Republika, Minggu, 23 Juli 2006 17:15:00
Setelah Samsons menjulang, kini giliran Letto dan Nidji yang tampil unjuk kebolehan bermusik. Bernaung di bawah bendera perusahaan yang sama, mereka tampil dengan ciri tersendiri dan berbeda. Nidji hadir dengan musik pelanginya yang mereka sebut alternatif modern dan Letto yang mengawinkan nada-nada pentatonik gamelan dengan musik modern. Keunikan itulah yang membuat Letto, grup band asal Yogyakarta dan terbentuk pada akhir 2004 ini dengan personel Noe (vokal/kibor), Patub (gitar), Arian (bass), dan Dedi (drum), berkibar.
Awalnya, Letto diperkenalkan dalam album kompilasi Pilih 2004 lewat single I'll Find A Way. ''Mereka menawarkan musik yang beda dari yang selama ini pernah ada di Musica,'' ucap A & R (artist & repertoire) Musica Studio's, Anasthasia Sadrach, dalam sebuah rilis.
Inilah yang membuat Musica Studio's, perusahaan rekaman yang kini menaungi Letto, memberi kesempatan untuk merilis album utuh yang diberi titel Truth, Cry, and Lie. Ternyata, album yang beredar pada akhir Februari 2006 ini langsung terjual lebih dari 75 ribu keping dan kini penjualan albumnya telah mencapai angka 100 ribu kopi lebih. ''Sebagai pendatang baru Letto cukup sukses. Letto berhasil menawarkan musik yang berbeda,'' ujar Indrawati Widjaja, bos Musica Studio's.
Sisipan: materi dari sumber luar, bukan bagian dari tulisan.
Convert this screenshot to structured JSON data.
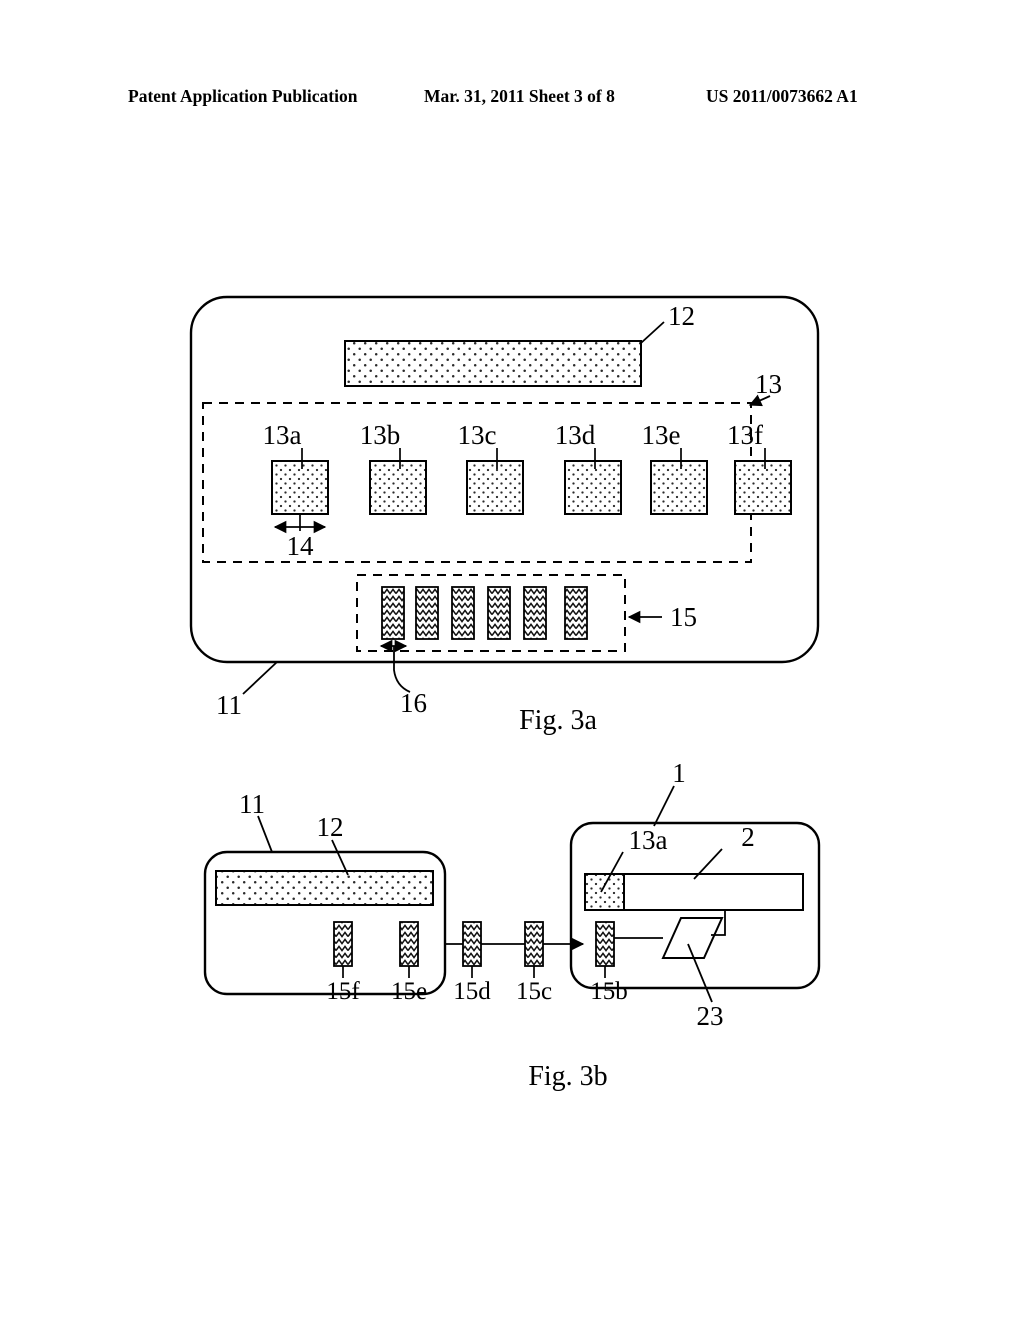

Bu Acin, sapaan akrab Indrawati, melihat Letto memiliki warna musik yang beragam serta juga memasukkan unsur musik tradisional dengan corak slendro dan pelog dalam permainan instrumen modern. Di tengah ketatnya persaingan grup musik, lanjutnya, penampilan Letto dirancang dengan konsep yang matang dengan memiliki keunikan. ''Selain tidak selalu terpaku kepada satu jenis aliran musik, mereka juga memiliki kekhasan dalam corak lagunya yang berbeda,'' ujarnya.
Bu Acin melihat, kelebihan lain album Truth, Cry, and Lie adalah kehadiran lirik lagu bahasa Inggris yang lebih dominan. Lirik-lirik lagu puitis tersebut, termasuk yang berbahasa Inggris, seluruhnya ditangani oleh Noe, sang vokalis. Semua itu, kata dia, mengalir secara spontan dan alami. ''Kami ini anak desa, tidak pernah berpikir yang muluk-muluk. Semua mengalir sesuai dengan kata batin,'' ucap putra budayawan Emha Ainun Nadjib ini.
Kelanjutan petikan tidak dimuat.